Closed KulikDM closed 2 years ago
Thank you for opening this PR. I will make time to review this more carefully in short time. :)
Thanks, excellent! Your package has been a real help with a current project but I needed it to get results faster. This was the outcome; hope it works out.
@KulikD-proj great work. Thank you for opening this PR. I hoped to not introduce additional dependencies. Is there a convenient way to achieve these performance improvements without new libraries?
@nickkunz, thank you. It can be implemented without additional libraries but it will take some effort (there are 23 distance metrics that will all have to be rewritten) and the code won't be as simple or neat as using Scipy
. Scipy
is also a pretty fundamental library to have, anyone that is using smogn
is bound to have it already installed. But it is up to you...
@KulikDM Rewriting the distance metrics seems inconvenient and a poor use of time. I'm going to review how these are implemented in SciPy
.
@nickkunz any new updates on this PR?
@KulikDM Thank you for checking on this. I had previously approved changes to implement the random seed parameter. This PR now has a merge conflict that needs to be resolved.
Deleted dist_metrics.py as updated metric calculations will be done internally in over_sampling.py. Deleted old versions of smoter.py and over_sampling.py to be replaced.

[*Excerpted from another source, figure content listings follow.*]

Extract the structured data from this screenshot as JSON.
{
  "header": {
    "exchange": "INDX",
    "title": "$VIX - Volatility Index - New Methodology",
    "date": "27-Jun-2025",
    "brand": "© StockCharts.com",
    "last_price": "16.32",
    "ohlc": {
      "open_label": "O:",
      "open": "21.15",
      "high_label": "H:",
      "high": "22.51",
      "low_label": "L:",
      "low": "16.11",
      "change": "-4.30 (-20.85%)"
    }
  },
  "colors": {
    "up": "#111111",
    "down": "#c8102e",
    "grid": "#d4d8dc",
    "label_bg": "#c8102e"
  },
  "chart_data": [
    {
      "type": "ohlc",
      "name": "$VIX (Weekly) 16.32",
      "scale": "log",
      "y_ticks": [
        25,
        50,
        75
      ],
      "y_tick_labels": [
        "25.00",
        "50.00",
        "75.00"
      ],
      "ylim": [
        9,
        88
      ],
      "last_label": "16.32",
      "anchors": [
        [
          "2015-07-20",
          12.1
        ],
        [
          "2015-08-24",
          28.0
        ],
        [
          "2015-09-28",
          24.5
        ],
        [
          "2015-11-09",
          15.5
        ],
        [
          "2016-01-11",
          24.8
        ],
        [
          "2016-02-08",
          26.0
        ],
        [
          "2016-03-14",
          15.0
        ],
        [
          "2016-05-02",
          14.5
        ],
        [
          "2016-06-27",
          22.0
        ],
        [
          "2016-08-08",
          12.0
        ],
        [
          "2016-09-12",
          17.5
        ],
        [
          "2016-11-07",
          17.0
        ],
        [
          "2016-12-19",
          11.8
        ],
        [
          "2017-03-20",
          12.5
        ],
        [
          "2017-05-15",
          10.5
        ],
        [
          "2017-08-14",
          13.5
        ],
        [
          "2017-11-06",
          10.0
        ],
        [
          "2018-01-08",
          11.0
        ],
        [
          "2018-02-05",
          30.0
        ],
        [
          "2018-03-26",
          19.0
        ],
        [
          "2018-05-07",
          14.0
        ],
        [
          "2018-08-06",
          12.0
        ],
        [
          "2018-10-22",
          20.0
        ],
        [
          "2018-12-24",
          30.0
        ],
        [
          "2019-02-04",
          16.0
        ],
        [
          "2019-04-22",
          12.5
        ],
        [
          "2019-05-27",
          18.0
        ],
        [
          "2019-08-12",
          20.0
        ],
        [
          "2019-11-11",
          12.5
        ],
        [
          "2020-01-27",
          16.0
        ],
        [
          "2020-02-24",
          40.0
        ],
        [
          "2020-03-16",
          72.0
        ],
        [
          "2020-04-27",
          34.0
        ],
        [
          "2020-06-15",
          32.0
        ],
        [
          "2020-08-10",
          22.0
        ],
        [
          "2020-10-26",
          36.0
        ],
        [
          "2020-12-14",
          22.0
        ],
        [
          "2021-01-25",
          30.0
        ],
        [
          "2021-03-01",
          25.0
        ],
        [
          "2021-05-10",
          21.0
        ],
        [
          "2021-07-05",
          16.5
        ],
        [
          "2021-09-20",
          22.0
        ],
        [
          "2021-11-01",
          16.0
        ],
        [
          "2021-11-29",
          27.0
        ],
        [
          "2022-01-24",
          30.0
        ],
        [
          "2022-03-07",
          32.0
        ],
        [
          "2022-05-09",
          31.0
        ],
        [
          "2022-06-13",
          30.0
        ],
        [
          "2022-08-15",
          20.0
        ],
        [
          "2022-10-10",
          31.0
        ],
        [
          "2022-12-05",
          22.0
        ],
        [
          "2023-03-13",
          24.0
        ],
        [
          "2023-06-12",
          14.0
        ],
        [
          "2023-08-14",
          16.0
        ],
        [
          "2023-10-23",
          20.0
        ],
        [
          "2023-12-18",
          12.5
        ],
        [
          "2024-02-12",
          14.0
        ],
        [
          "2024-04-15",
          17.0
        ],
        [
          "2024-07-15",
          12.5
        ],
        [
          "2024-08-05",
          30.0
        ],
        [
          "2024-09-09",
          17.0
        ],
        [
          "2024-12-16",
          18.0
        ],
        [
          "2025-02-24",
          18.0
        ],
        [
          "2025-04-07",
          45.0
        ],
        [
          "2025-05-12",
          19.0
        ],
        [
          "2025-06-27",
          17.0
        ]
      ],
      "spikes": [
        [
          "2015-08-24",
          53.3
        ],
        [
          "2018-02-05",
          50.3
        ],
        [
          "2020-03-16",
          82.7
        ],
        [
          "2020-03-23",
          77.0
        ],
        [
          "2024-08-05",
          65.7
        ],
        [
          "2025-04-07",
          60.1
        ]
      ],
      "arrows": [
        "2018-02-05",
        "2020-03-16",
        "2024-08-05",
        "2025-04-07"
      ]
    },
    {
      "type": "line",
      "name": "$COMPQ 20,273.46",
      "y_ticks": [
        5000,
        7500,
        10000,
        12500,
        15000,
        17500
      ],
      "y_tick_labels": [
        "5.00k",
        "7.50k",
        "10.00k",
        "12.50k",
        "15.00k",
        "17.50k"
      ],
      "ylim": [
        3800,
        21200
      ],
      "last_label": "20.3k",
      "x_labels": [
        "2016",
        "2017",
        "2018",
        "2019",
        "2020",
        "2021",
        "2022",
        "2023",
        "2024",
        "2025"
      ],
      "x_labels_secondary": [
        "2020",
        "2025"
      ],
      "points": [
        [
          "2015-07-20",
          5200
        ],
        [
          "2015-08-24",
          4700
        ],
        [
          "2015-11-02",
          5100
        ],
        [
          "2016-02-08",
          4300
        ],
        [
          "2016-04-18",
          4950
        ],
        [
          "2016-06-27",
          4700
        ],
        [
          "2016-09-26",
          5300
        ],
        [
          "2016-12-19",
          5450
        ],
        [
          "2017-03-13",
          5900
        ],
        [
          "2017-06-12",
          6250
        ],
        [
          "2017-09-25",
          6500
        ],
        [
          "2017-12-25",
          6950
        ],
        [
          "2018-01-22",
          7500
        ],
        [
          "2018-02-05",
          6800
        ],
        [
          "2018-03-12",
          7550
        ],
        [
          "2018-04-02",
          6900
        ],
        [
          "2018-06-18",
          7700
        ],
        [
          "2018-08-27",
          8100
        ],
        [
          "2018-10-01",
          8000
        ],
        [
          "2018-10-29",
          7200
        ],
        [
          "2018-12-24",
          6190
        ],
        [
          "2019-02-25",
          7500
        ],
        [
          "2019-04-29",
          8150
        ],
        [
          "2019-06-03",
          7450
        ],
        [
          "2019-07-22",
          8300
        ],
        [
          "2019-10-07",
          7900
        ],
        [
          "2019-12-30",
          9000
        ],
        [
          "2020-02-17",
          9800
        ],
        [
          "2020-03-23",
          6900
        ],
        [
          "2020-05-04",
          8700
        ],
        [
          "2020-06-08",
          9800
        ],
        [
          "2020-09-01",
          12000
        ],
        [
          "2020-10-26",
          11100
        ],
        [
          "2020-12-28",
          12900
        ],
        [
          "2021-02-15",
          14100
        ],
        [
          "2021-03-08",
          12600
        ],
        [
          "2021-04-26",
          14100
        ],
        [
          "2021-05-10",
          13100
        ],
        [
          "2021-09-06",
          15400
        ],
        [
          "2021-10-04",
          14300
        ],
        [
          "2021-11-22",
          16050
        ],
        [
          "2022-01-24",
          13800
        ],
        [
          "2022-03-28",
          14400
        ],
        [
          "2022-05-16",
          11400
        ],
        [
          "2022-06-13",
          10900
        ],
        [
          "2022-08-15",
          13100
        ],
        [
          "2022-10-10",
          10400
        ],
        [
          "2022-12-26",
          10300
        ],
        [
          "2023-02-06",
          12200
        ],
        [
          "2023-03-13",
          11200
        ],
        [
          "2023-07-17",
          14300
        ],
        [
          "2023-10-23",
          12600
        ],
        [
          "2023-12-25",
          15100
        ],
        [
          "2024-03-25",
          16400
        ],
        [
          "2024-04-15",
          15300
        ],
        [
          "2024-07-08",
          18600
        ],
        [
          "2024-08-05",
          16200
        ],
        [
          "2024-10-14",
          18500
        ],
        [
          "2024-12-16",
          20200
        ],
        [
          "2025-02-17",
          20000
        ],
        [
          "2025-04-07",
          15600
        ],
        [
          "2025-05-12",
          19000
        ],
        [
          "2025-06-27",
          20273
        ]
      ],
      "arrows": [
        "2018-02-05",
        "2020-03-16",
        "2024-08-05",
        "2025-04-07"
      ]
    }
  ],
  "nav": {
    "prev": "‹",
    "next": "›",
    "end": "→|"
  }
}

New smoter.py has added arguments for over_sampling.py ("metric" and "metric_args"). These pertain to the new implementation of native distance calculations now done in over_sampling.py.
New over_sampling.py can now do all distance calculations natively and does them almost in real time compared to the long run times due to the local python for loops used in over_sampling.py and dist_metrics.py. The "metric" argument allows for different metrics to be used with metrics being implemented from scipy.spatial.distance for numerical and categorical data. And two metrics exist for heterogeneous data HEOM.py and HVDM.py that have been taken from the distython repo (https://github.com/KacperKubara/distython). The "metric_args" can be included as a dict for additional scipy.spatial.distance metric functions arguments.
Comparison of previous and updated runs on the included data "housing.csv" as well as private numerical and catagorical data show that all the different metrics are comparable to the previous versions done in smogn within marginal differences (between 1e-12 - 1e-14) caused by different floating point errors in non-native functions.
Note scipy.spatial.distance is now a necessary import in over_sampling.py while HEOM.py and HVDM.py are included in the repository's smogn directory.